People suffering from mental illness are in no way criminals – and as our nation continues to struggle with violence, it is vital that law enforcement, lawmakers and citizens remember this fact. However, changing our views to allow mental illness to be part of the conversation would have a tremendous impact on how we approach not only public safety but, more importantly, individual health and wellness.

Many politicians take advantage of acts of violence to argue that the cause of mass shootings is the combination of mental illness and firearms, further enforcing the antiquated stigma currently preventing many Americans from addressing their mental health care needs. Furthermore, their politicized grandstanding does very little to increase mental health awareness or resources, encourage their constituents to include mental health as a component of a healthy lifestyle, or to provide support to the healthcare workers in their communities.

According to the National Alliance of Mental Illness, more than 43.7 million adults experience some form of mental illness every year. These cases include mood disorders, major depression, and bipolar disorder and are the third most common cause of hospitalization in the United States for people aged 18 to 44. Suicide is currently the 10th leading cause of death in our nation and the second leading cause of death for people aged 15 to 24.

As I have since the tragic shootings at Sandy Hook and Webster brought this conversation to our State Capitol, I will continue working to implement solutions bettering public health, wellness and safety. While I prepare for the upcoming legislative session, I am taking a new, multifaceted approach that increases awareness and services for individuals in need of regaining mental clarity, ends the negative stereotyping of mental illness, and encourages our state to become a leader in allocating funding to local healthcare and not-for-profits providing individuals necessary services and support.

Based on the success of programs in states including Connecticut, Indiana and Texas, my goals also include implementing safeguards for healthcare providers and law enforcement to better identify behavioral risks or violent histories and tendencies while maintaining individuals’ constitutional and privacy rights.

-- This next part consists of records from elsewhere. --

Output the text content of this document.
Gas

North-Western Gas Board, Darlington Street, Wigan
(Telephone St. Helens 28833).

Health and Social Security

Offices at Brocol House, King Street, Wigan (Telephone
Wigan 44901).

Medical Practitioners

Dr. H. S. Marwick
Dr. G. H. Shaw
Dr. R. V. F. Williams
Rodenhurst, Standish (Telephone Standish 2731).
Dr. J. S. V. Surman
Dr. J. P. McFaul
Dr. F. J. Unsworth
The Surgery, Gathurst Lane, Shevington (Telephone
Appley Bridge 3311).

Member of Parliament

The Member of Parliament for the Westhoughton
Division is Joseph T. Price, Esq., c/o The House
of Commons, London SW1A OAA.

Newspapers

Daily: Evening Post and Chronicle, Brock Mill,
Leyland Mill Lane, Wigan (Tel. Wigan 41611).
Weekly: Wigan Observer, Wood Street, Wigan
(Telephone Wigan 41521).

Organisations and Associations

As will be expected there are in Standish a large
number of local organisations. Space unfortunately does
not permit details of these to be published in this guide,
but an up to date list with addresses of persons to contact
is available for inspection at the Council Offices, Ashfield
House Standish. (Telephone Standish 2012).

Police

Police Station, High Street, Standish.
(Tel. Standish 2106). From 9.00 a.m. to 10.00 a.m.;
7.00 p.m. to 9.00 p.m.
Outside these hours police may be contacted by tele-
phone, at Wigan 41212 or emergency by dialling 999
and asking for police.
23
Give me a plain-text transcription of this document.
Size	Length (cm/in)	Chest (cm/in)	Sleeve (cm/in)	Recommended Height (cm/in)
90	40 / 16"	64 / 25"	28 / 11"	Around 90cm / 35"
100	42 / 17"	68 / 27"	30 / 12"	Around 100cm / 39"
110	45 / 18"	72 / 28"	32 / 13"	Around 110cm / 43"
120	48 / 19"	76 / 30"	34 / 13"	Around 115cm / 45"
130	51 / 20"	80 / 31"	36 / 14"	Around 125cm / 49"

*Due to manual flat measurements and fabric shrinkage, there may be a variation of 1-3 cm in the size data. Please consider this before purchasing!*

The reality of national tragedies is that pundits and politicians use polarizing rhetoric to take advantage of the public’s interest in the event. Taking aggressive and divisive stands move us no closer to generating results or rectifying a problem. However, while they continue to argue, I will continue working to change the fact that this entire dialog is currently failing to provide the necessary encouragement or resources for individuals and families concerned about their mental health to get diagnosed and seek or receive treatment.

Jane Corwin is the Assemblywoman for the 144th District.